The September Effect- Coincidence or Real?

If you are an investor or follow the financial news then you are familiar with the September Effect, the curse of September on the stock market has investors worry every year. Historically September is the worst month for the stock market, remember 2008 market crash when Lehman Brother’s went down and market crashed? Yup, September 2008.

Bear market in 2002? Again September

Crash in 2000 and when 9/11 happened? September 2001

When Dow lost almost 30% in the 1930 Depression….you guessed right, again it was September.

This year…well we are only two days into September but so far we seem to follow the trend, S&P 500 and TSX both are slightly negative so far.

The list can go on and on about all the stock market crashes in the month of September, but is this just a coincidence or is there something about September that drags down the stock market like the Bermuda triangle drags down ships?

There are several theories about the September effect, my favorite theory is by York University finance professor Mark Kamstra. He relates the September effect to seasonal affective disorder (SAD) a psychological condition here is the study?

Brett Arends at Wall Street Journal  took a look at some of the theories on the September effect last month and the conclusion is that nobody really knows why this happens, maybe it is just a coincides.

What should you do?
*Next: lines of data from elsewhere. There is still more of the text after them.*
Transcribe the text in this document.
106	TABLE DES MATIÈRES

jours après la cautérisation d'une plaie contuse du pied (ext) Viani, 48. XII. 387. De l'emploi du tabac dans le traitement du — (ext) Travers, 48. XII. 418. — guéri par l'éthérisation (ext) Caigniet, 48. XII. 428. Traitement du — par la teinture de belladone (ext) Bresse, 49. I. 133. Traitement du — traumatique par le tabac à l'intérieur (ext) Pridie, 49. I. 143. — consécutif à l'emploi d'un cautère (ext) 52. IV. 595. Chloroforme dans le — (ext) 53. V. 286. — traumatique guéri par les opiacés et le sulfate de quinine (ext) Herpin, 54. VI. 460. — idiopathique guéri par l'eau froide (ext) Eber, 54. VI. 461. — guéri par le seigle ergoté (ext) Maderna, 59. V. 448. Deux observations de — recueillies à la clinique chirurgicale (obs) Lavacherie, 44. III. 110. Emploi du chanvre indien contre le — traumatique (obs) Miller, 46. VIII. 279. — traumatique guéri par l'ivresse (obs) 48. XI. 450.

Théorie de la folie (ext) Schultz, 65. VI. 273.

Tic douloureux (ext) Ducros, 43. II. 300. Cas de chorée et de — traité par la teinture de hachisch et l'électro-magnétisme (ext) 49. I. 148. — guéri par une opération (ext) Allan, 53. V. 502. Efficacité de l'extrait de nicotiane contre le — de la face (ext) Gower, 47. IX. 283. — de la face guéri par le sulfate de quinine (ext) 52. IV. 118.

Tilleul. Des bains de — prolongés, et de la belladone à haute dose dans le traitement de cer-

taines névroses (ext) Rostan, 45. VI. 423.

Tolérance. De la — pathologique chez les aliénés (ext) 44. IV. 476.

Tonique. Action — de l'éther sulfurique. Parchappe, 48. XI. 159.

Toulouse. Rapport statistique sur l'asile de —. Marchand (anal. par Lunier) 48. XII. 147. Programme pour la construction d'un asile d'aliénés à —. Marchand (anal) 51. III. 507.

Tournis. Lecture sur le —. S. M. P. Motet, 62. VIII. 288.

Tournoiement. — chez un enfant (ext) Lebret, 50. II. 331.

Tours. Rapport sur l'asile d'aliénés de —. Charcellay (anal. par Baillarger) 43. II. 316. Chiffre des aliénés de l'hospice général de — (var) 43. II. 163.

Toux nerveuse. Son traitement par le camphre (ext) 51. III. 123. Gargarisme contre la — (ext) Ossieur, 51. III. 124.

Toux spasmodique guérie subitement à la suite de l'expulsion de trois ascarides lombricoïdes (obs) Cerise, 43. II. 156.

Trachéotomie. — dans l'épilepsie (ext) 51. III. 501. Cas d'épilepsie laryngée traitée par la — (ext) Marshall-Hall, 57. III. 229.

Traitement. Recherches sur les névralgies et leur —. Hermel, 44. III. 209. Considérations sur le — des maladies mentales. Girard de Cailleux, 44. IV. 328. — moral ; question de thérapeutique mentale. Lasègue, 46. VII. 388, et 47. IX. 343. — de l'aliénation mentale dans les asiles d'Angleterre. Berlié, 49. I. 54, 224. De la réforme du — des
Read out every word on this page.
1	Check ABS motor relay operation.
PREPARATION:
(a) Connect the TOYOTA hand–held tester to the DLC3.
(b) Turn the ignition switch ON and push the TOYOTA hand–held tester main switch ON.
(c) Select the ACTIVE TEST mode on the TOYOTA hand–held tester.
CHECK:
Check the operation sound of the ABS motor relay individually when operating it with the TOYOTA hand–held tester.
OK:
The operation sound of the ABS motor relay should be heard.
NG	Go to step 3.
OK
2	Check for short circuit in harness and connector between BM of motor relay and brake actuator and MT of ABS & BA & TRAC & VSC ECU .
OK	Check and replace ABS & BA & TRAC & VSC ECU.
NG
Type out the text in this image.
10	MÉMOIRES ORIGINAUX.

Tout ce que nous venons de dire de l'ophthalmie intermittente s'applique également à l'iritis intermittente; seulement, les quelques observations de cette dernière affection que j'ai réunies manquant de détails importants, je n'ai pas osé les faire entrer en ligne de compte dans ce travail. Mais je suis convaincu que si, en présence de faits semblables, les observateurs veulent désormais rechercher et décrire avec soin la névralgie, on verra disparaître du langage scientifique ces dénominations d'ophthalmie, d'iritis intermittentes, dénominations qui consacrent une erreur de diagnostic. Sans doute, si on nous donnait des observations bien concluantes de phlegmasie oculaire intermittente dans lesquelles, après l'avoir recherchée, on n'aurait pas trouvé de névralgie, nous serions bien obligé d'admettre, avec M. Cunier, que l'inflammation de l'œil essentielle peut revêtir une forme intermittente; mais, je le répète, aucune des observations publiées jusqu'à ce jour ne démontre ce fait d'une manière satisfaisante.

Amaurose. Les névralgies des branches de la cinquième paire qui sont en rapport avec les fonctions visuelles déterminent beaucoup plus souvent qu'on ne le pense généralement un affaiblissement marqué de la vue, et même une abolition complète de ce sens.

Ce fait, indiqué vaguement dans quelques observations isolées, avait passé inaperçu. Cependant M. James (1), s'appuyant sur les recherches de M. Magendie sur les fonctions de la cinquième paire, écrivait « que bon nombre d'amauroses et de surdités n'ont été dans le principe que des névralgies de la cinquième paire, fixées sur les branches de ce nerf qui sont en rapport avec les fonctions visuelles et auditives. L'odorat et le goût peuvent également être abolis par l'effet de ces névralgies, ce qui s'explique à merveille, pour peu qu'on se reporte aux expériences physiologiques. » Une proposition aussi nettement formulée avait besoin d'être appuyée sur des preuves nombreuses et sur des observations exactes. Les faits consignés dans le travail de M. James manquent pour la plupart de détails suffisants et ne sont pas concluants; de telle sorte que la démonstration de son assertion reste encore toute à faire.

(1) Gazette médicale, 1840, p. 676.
Well I’d say not much, just continue with your life and investment plan and follow the 10 successful investing tips. Some may take advantage of this September effect and go shopping on Wall and Bay street.

What’s your theory about the September effect? Do you believe it’s just a coincides?

5 Responses to The September Effect- Coincidence or Real?

  1. I could see it being mental. Summer is over, school is starting, people are done with vacations….it’s kind of a mental let down for everyone. Congress is first getting back from their vacations and it’s almost a cool off period for the country, I can see the mental aspect having an affect almost like people get a case of the Monday’s at work.

  2. I think September sell offs are nothing but a trader driven event to increase volatility.

    The fact that everyone knows (or perceives) September is a “bad month”, it only makes it even easier to make money shorting the market. Traders don’t care where the market goes up or down since they make money either way depending on their long or short positions.

    Then you have the cumulative effect of traders act in unison. If they know the “word is out” (September is bad, market goes down — Spooky!), they will all position themselves to make money. When such a large group of traders are making near identical bets, then it will become a self fulfilling prophecy.

    Plus, you can’t forget that trading volume over the summer is lighter than normal, which means it’s easier for the active traders to move the market which ever direction they choose.

  3. Ditto Matt’s points above. Don’t forget the article I wrote on it last month;) – also, congress has been out and apparently people fear (or some fear, or so the reasoning goes) that the big ol’ government will make changes that hurt the market, so better take your profits while the profits are still good. All the more confirmed this year, since we had such a strong rally since March.

  4. From 2004 to 2007, Septembers have been a relatively good month. I think this year’ September will be flat.

    Historically, markets crash in October. Will there be a market crash in October? I think it will be possible if GDP numbers are a lot worse than expected.